Today, Suffolk University released the following information about a new Suffolk/Universidad del Turabo poll of 601 likely voters in Puerto Rico:
If the United State Congress were to allow the citizens of Puerto Rico to choose between independence and statehood, an overwhelming majority (70 percent) would choose statehood, with 14 percent opting for independence and 13 percent undecided, according to a Suffolk University/Universidad del Turabo poll of 601 likely voters in Puerto Rico.
“This finding has historic and political implications beyond the composition of our flag,” said David Paleologos, director of the Suffolk University Political Research Center in Boston. “Whether President Obama’s popularity would translate into Puerto Rico’s having blue state status remains to be seen. However the impact of these numbers on the political conversation should not be ignored.”
With a population of just under 4 million, Puerto Rico has been an unincorporated territory of the United States since the end of the Spanish-American War in 1898. Although Puerto Ricans were granted United States citizenship in 1917, they cannot vote for the president of the United States and have no voting representation in Congress.
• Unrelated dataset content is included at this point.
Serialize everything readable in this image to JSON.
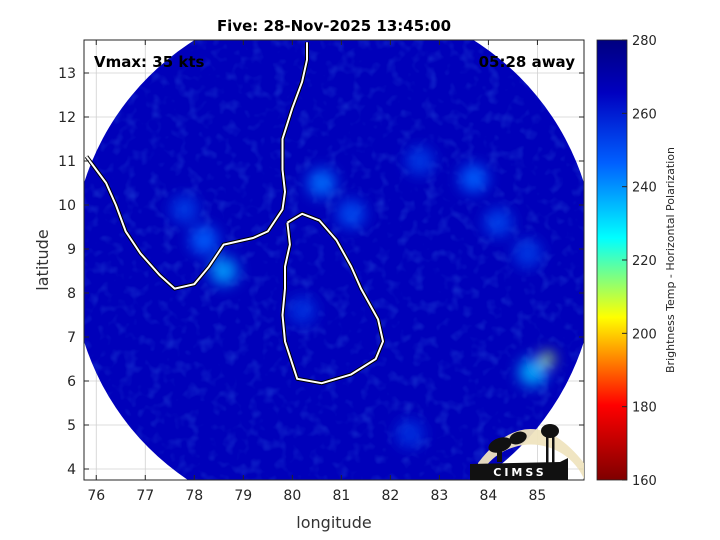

In a nonbinding referendum on the political status of Puerto Rico held in November 2012, 54 percent of voters said they should not continue with the Island’s current territorial status.
“Puerto Rico is going through difficult times, and we wanted to do a study that enabled us to analyze the people’s perceptions and opinions about important issues, such as government, the economy and the island’s future, through a public opinion survey based on a scientific approach and through an experienced partner,” said Dennis Alicea, chancellor of the Universidad del Turabo in Puerto Rico. “We are delighted to have partnered with Suffolk University on this endeavor, and we share the results in order to establish a framework, demonstrate transparency and motivate further research.”
The Suffolk University/Universidad del Turabo poll is the first major poll of its kind since the Puerto Rico election for governor in November 2012.
According to Suffolk, “the statewide survey of 601 Puerto Rico voters was conducted March 20-31, 2013, using live telephone interviews of landline and cell phone users. The margin of error is +/- 4% at a 95% level of confidence.”
The last one was not enough: Puerto Rico’s Resident Commissioner Pedro Pierluisi says another plebiscite is coming for Puerto Rico.
Shortly after the White House released the 2014 budget, Pierluisi—Puerto Rico’s sole representative in Congress, and who is for statehood—announced that it includes the allotment of $2.5 million to go towards a new plebiscite to vote on the island’s territorial status.
“Today is a historic day for all of us that fight for equality and justice for Puerto Rico,” Pierluisi said in a statement. “The White House recognizes that in Nov. 06 the majority of American citizens in Puerto Rico revoked their consent to continue with the current territorial status because it denies the residents of Puerto Rico fundamental rights of democracy.”
A similar plebiscite took place just last November, and the option of statehood won. However, some have brought the result into question.
While the option of statehood won with 834,191 votes, almost half a million voters—498,604, to be precise—left that question blank. That seemed to be in line with what the Popular Democratic Party (PPD)—which opposes statehood—had asked their followers to do, to protest the plebiscite. On top of those 498,604 blank ballots, 454,768 voted for Puerto Rico to become a sovereign free state, while 74,895 voters went for independence.
Another question in that same ballot asked whether Puerto Ricans wanted the island to stay with the current status. In the end 53.97 percent of voters—970,910—said no.
President Barack Obama had said in the past that he would have no problem with Puerto Rico becoming a state, as long as a “clear majority” was for it. It seems now he is trying to set the record straight.